Beoordeling van het bewijs

Standpunt van de officier van justitie
De officier van justitie heeft veroordeling gevorderd van het primair ten laste gelegde te weten een poging tot doodslag. Uit de bewijsmiddelen blijkt dat verdachte het slachtoffer meermalen hard tegen het hoofd heeft geslagen en geschopt. De verdachte heeft met zijn handelen de aanmerkelijke kans op de dood van aangever aanvaard.
Standpunt van de verdediging
De raadsman heeft vrijspraak van het primair en subsidiair ten laste gelegde bepleit, gelet op het ontbreken van opzet dan wel voorwaardelijk opzet bij verdachte om het slachtoffer van het leven te beroven dan wel hem zwaar lichamelijk letsel toe te brengen.
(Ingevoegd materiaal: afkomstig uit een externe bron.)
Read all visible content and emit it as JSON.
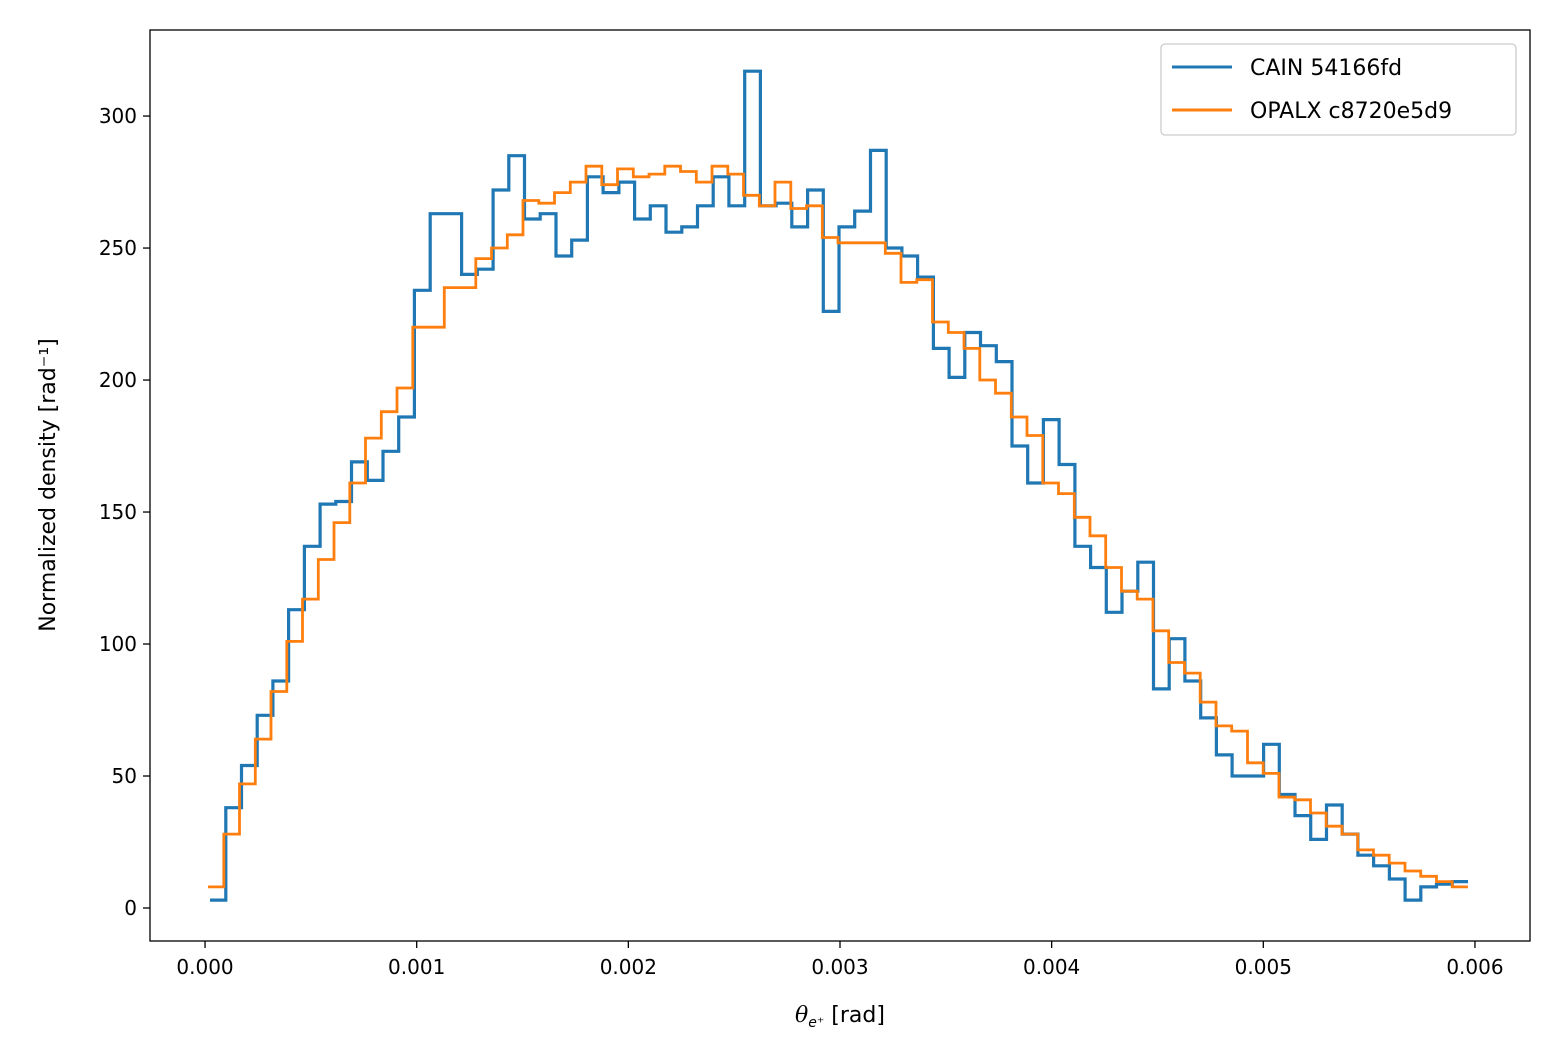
{
  "chart_data": {
    "type": "histogram-step",
    "title": "",
    "xlabel": "θ",
    "xlabel_sub": "e⁺",
    "xlabel_unit": " [rad]",
    "ylabel": "Normalized density [rad⁻¹]",
    "xlim": [
      -0.00026,
      0.00626
    ],
    "ylim": [
      -12.5,
      332.6
    ],
    "xticks": [
      0.0,
      0.001,
      0.002,
      0.003,
      0.004,
      0.005,
      0.006
    ],
    "xtick_labels": [
      "0.000",
      "0.001",
      "0.002",
      "0.003",
      "0.004",
      "0.005",
      "0.006"
    ],
    "yticks": [
      0,
      50,
      100,
      150,
      200,
      250,
      300
    ],
    "ytick_labels": [
      "0",
      "50",
      "100",
      "150",
      "200",
      "250",
      "300"
    ],
    "grid": false,
    "legend_position": "top-right",
    "series": [
      {
        "name": "CAIN 54166fd",
        "color": "#1f77b4",
        "bin_range": [
          2.36e-05,
          0.005967
        ],
        "values": [
          3,
          38,
          54,
          73,
          86,
          113,
          137,
          153,
          154,
          169,
          162,
          173,
          186,
          234,
          263,
          263,
          240,
          242,
          272,
          285,
          261,
          263,
          247,
          253,
          277,
          271,
          275,
          261,
          266,
          256,
          258,
          266,
          277,
          266,
          317,
          266,
          267,
          258,
          272,
          226,
          258,
          264,
          287,
          250,
          247,
          239,
          212,
          201,
          218,
          213,
          207,
          175,
          161,
          185,
          168,
          137,
          129,
          112,
          120,
          131,
          83,
          102,
          86,
          72,
          58,
          50,
          50,
          62,
          43,
          35,
          26,
          39,
          28,
          20,
          16,
          11,
          3,
          8,
          9,
          10
        ]
      },
      {
        "name": "OPALX c8720e5d9",
        "color": "#ff7f0e",
        "bin_range": [
          1.42e-05,
          0.005967
        ],
        "values": [
          8,
          28,
          47,
          64,
          82,
          101,
          117,
          132,
          146,
          161,
          178,
          188,
          197,
          220,
          220,
          235,
          235,
          246,
          250,
          255,
          268,
          267,
          271,
          275,
          281,
          274,
          280,
          277,
          278,
          281,
          279,
          275,
          281,
          278,
          270,
          266,
          275,
          265,
          266,
          254,
          252,
          252,
          252,
          248,
          237,
          238,
          222,
          218,
          212,
          200,
          195,
          186,
          179,
          161,
          157,
          148,
          141,
          129,
          120,
          117,
          105,
          93,
          89,
          78,
          69,
          67,
          55,
          51,
          42,
          41,
          36,
          31,
          28,
          22,
          20,
          17,
          14,
          12,
          10,
          8
        ]
      }
    ]
  }
}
Oordeel van de rechtbank 1

Bewijsmiddelen
Uit de verklaring van aangever [slachtoffer] blijkt dat hij op 23 augustus 2023 in [adres] op een terras bij een horecagelegenheid is. Er ontstaat een woordenwisseling met verdachte. Verdachte mompelt iets, staat
op en vervolgens voelt aangever allemaal doffe klappen tegen het hoofd. Aangever probeert zich te verweren, maar verdachte walst over hem heen. Na de klappen valt aangever op de grond en hij vraagt verdachte te stoppen. Verdachte blijft echter stompen en schoppen. Daarna raakt aangever bewusteloos. Aangever meent te hebben gezien dat verdachte hem wil trappen op het hoofd.
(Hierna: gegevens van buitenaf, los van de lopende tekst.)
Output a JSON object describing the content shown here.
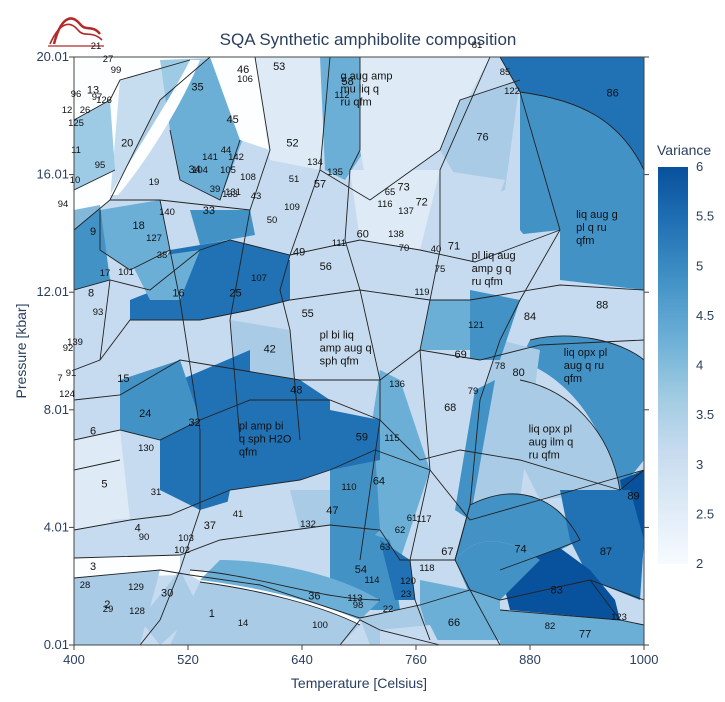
{
  "chart_data": {
    "type": "heatmap",
    "title": "SQA Synthetic amphibolite composition",
    "xlabel": "Temperature [Celsius]",
    "ylabel": "Pressure [kbar]",
    "xlim": [
      400,
      1000
    ],
    "ylim": [
      0.01,
      20.01
    ],
    "xticks": [
      400,
      520,
      640,
      760,
      880,
      1000
    ],
    "yticks": [
      "0.01",
      "4.01",
      "8.01",
      "12.01",
      "16.01",
      "20.01"
    ],
    "colorbar": {
      "title": "Variance",
      "range": [
        2,
        6
      ],
      "ticks": [
        "2",
        "2.5",
        "3",
        "3.5",
        "4",
        "4.5",
        "5",
        "5.5",
        "6"
      ],
      "colors": [
        "#f7fbff",
        "#deebf7",
        "#c6dbef",
        "#9ecae1",
        "#6baed6",
        "#4292c6",
        "#2171b5",
        "#08519c"
      ]
    },
    "fields": [
      {
        "label": "1",
        "T": 545,
        "P": 1.1,
        "v": 4
      },
      {
        "label": "2",
        "T": 435,
        "P": 1.4,
        "v": 4
      },
      {
        "label": "3",
        "T": 420,
        "P": 2.7,
        "v": 2
      },
      {
        "label": "4",
        "T": 467,
        "P": 4.0,
        "v": 3
      },
      {
        "label": "5",
        "T": 432,
        "P": 5.5,
        "v": 2
      },
      {
        "label": "6",
        "T": 420,
        "P": 7.3,
        "v": 3
      },
      {
        "label": "8",
        "T": 418,
        "P": 12.0,
        "v": 3
      },
      {
        "label": "9",
        "T": 420,
        "P": 14.1,
        "v": 4
      },
      {
        "label": "13",
        "T": 420,
        "P": 18.9,
        "v": 3
      },
      {
        "label": "15",
        "T": 452,
        "P": 9.1,
        "v": 3
      },
      {
        "label": "16",
        "T": 510,
        "P": 12.0,
        "v": 4
      },
      {
        "label": "18",
        "T": 468,
        "P": 14.3,
        "v": 4
      },
      {
        "label": "20",
        "T": 456,
        "P": 17.1,
        "v": 3
      },
      {
        "label": "24",
        "T": 475,
        "P": 7.9,
        "v": 5
      },
      {
        "label": "25",
        "T": 570,
        "P": 12.0,
        "v": 5
      },
      {
        "label": "30",
        "T": 498,
        "P": 1.8,
        "v": 3
      },
      {
        "label": "32",
        "T": 527,
        "P": 7.6,
        "v": 4
      },
      {
        "label": "33",
        "T": 542,
        "P": 14.8,
        "v": 4
      },
      {
        "label": "34",
        "T": 527,
        "P": 16.2,
        "v": 3
      },
      {
        "label": "35",
        "T": 530,
        "P": 19.0,
        "v": 4
      },
      {
        "label": "36",
        "T": 653,
        "P": 1.7,
        "v": 4
      },
      {
        "label": "37",
        "T": 543,
        "P": 4.1,
        "v": 4
      },
      {
        "label": "42",
        "T": 606,
        "P": 10.1,
        "v": 3
      },
      {
        "label": "45",
        "T": 567,
        "P": 17.9,
        "v": 4
      },
      {
        "label": "46",
        "T": 578,
        "P": 19.6,
        "v": 3
      },
      {
        "label": "47",
        "T": 672,
        "P": 4.6,
        "v": 4
      },
      {
        "label": "48",
        "T": 634,
        "P": 8.7,
        "v": 3
      },
      {
        "label": "49",
        "T": 637,
        "P": 13.4,
        "v": 4
      },
      {
        "label": "52",
        "T": 630,
        "P": 17.1,
        "v": 3
      },
      {
        "label": "53",
        "T": 616,
        "P": 19.7,
        "v": 3
      },
      {
        "label": "54",
        "T": 702,
        "P": 2.6,
        "v": 5
      },
      {
        "label": "55",
        "T": 646,
        "P": 11.3,
        "v": 3
      },
      {
        "label": "56",
        "T": 665,
        "P": 12.9,
        "v": 3
      },
      {
        "label": "57",
        "T": 659,
        "P": 15.7,
        "v": 4
      },
      {
        "label": "58",
        "T": 688,
        "P": 19.2,
        "v": 4
      },
      {
        "label": "59",
        "T": 703,
        "P": 7.1,
        "v": 5
      },
      {
        "label": "60",
        "T": 704,
        "P": 14.0,
        "v": 3
      },
      {
        "label": "64",
        "T": 721,
        "P": 5.6,
        "v": 4
      },
      {
        "label": "66",
        "T": 800,
        "P": 0.8,
        "v": 4
      },
      {
        "label": "67",
        "T": 793,
        "P": 3.2,
        "v": 4
      },
      {
        "label": "68",
        "T": 796,
        "P": 8.1,
        "v": 3
      },
      {
        "label": "69",
        "T": 807,
        "P": 9.9,
        "v": 4
      },
      {
        "label": "71",
        "T": 800,
        "P": 13.6,
        "v": 3
      },
      {
        "label": "72",
        "T": 766,
        "P": 15.1,
        "v": 3
      },
      {
        "label": "73",
        "T": 747,
        "P": 15.6,
        "v": 3
      },
      {
        "label": "74",
        "T": 870,
        "P": 3.3,
        "v": 5
      },
      {
        "label": "76",
        "T": 830,
        "P": 17.3,
        "v": 4
      },
      {
        "label": "77",
        "T": 938,
        "P": 0.4,
        "v": 4
      },
      {
        "label": "80",
        "T": 868,
        "P": 9.3,
        "v": 4
      },
      {
        "label": "83",
        "T": 908,
        "P": 1.9,
        "v": 6
      },
      {
        "label": "84",
        "T": 880,
        "P": 11.2,
        "v": 3
      },
      {
        "label": "86",
        "T": 967,
        "P": 18.8,
        "v": 6
      },
      {
        "label": "87",
        "T": 960,
        "P": 3.2,
        "v": 5
      },
      {
        "label": "88",
        "T": 956,
        "P": 11.6,
        "v": 4
      },
      {
        "label": "89",
        "T": 989,
        "P": 5.1,
        "v": 6
      }
    ],
    "small_labels": [
      "7",
      "10",
      "11",
      "12",
      "14",
      "17",
      "19",
      "21",
      "22",
      "23",
      "26",
      "27",
      "28",
      "29",
      "31",
      "38",
      "39",
      "40",
      "41",
      "43",
      "44",
      "50",
      "51",
      "61",
      "62",
      "63",
      "65",
      "70",
      "75",
      "78",
      "79",
      "81",
      "82",
      "85",
      "90",
      "91",
      "92",
      "93",
      "94",
      "95",
      "96",
      "97",
      "98",
      "99",
      "100",
      "101",
      "102",
      "103",
      "104",
      "105",
      "106",
      "107",
      "108",
      "109",
      "110",
      "111",
      "112",
      "113",
      "114",
      "115",
      "116",
      "117",
      "118",
      "119",
      "120",
      "121",
      "122",
      "123",
      "124",
      "125",
      "126",
      "127",
      "128",
      "129",
      "130",
      "131",
      "132",
      "133",
      "134",
      "135",
      "136",
      "137",
      "138",
      "139",
      "140",
      "141",
      "142"
    ],
    "annotations": [
      {
        "text": "g aug amp\nmu liq q\nru qfm",
        "T": 710,
        "P": 18.9
      },
      {
        "text": "liq aug g\npl q ru\nqfm",
        "T": 958,
        "P": 14.2
      },
      {
        "text": "pl liq aug\namp g q\nru qfm",
        "T": 848,
        "P": 12.8
      },
      {
        "text": "pl bi liq\namp aug q\nsph qfm",
        "T": 688,
        "P": 10.1
      },
      {
        "text": "liq opx pl\naug q ru\nqfm",
        "T": 945,
        "P": 9.5
      },
      {
        "text": "pl amp bi\nq sph H2O\nqfm",
        "T": 603,
        "P": 7.0
      },
      {
        "text": "liq opx pl\naug ilm q\nru qfm",
        "T": 908,
        "P": 6.9
      }
    ]
  }
}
Aangever stelt dat hij letsel heeft, te weten enorme bulten op het achterhoofd, een zware hersenschudding, een gezwollen tong en tongriem, een gekneusde kaak en jukbeen.
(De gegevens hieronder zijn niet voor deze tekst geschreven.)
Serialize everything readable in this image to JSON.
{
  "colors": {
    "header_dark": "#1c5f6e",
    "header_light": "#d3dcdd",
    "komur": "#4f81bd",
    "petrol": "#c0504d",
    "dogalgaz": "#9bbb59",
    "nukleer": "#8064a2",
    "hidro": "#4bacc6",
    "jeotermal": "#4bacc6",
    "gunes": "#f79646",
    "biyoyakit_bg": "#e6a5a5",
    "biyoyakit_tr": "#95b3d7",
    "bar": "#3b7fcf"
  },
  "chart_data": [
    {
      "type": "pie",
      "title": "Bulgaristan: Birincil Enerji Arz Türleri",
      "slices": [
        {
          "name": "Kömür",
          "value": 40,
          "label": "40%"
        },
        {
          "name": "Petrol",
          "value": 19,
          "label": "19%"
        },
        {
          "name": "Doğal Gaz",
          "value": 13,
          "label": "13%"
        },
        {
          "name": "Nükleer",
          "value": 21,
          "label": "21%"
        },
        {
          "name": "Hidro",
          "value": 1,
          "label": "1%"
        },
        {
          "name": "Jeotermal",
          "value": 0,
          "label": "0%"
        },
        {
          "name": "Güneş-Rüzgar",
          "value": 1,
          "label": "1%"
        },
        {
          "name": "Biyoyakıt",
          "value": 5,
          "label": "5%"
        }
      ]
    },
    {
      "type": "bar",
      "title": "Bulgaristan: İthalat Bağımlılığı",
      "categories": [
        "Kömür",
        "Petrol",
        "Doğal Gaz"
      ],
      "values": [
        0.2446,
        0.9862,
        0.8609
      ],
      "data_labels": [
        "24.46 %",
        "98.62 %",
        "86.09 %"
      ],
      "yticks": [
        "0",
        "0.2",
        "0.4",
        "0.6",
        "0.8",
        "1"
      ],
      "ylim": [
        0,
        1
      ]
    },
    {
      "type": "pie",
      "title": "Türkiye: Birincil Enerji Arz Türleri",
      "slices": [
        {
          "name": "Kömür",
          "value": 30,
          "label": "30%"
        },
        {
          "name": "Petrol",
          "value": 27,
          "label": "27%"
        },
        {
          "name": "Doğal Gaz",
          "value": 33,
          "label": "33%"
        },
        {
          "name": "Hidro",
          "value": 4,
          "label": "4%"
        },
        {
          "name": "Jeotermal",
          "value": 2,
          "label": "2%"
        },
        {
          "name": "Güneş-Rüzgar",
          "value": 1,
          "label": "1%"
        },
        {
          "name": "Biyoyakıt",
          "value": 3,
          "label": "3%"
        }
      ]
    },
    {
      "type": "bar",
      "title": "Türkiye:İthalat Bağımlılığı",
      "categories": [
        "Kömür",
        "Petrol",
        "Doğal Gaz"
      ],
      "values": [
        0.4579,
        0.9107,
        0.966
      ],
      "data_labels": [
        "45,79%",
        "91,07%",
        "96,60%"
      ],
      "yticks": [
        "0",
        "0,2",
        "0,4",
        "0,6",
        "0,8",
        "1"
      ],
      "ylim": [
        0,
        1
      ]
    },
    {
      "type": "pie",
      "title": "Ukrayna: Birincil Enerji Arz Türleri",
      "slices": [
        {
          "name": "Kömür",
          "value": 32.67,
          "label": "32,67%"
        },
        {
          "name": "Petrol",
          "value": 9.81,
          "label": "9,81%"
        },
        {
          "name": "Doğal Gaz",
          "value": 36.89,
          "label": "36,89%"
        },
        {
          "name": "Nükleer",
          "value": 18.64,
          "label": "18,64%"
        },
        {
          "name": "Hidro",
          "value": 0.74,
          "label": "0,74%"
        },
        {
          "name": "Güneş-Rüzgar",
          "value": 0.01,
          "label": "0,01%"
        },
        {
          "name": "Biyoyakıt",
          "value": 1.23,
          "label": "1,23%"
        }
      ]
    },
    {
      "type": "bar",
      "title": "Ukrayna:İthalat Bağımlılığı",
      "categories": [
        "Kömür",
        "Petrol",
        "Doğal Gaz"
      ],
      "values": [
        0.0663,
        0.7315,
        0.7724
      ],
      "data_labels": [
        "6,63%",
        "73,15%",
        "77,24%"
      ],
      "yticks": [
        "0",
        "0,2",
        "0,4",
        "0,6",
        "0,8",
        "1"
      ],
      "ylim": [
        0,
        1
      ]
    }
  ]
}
2Dit komt overeen met het bij aangever geconstateerde letsel, te weten: licht traumatisch hersenletsel, contusie aangezicht, myogene pijn nek en een hematoom op het hoofd.
3
Uit de verklaring van getuige [naam 1] blijkt dat hij de ruzie tussen aangever en verdachte ziet. Ineens slaat verdachte aangever op het hoofd. Aangever is ongeveer zes keer geslagen op het hoofd. Aangever valt op de grond en verdachte buigt zich over aangever heen en pakt hem bij de keel. Verdachte haalt met zijn andere hand meermalen uit en slaat met zijn vuist op het hoofd van aangever. De getuige probeert daarop verdachte van aangever weg te trekken. Aangever schopt, terwijl de getuige hem vast heeft, meermalen tegen het hoofd van aangever. Verdachte raakt aangever met zijn schoenzolen op het hoofd.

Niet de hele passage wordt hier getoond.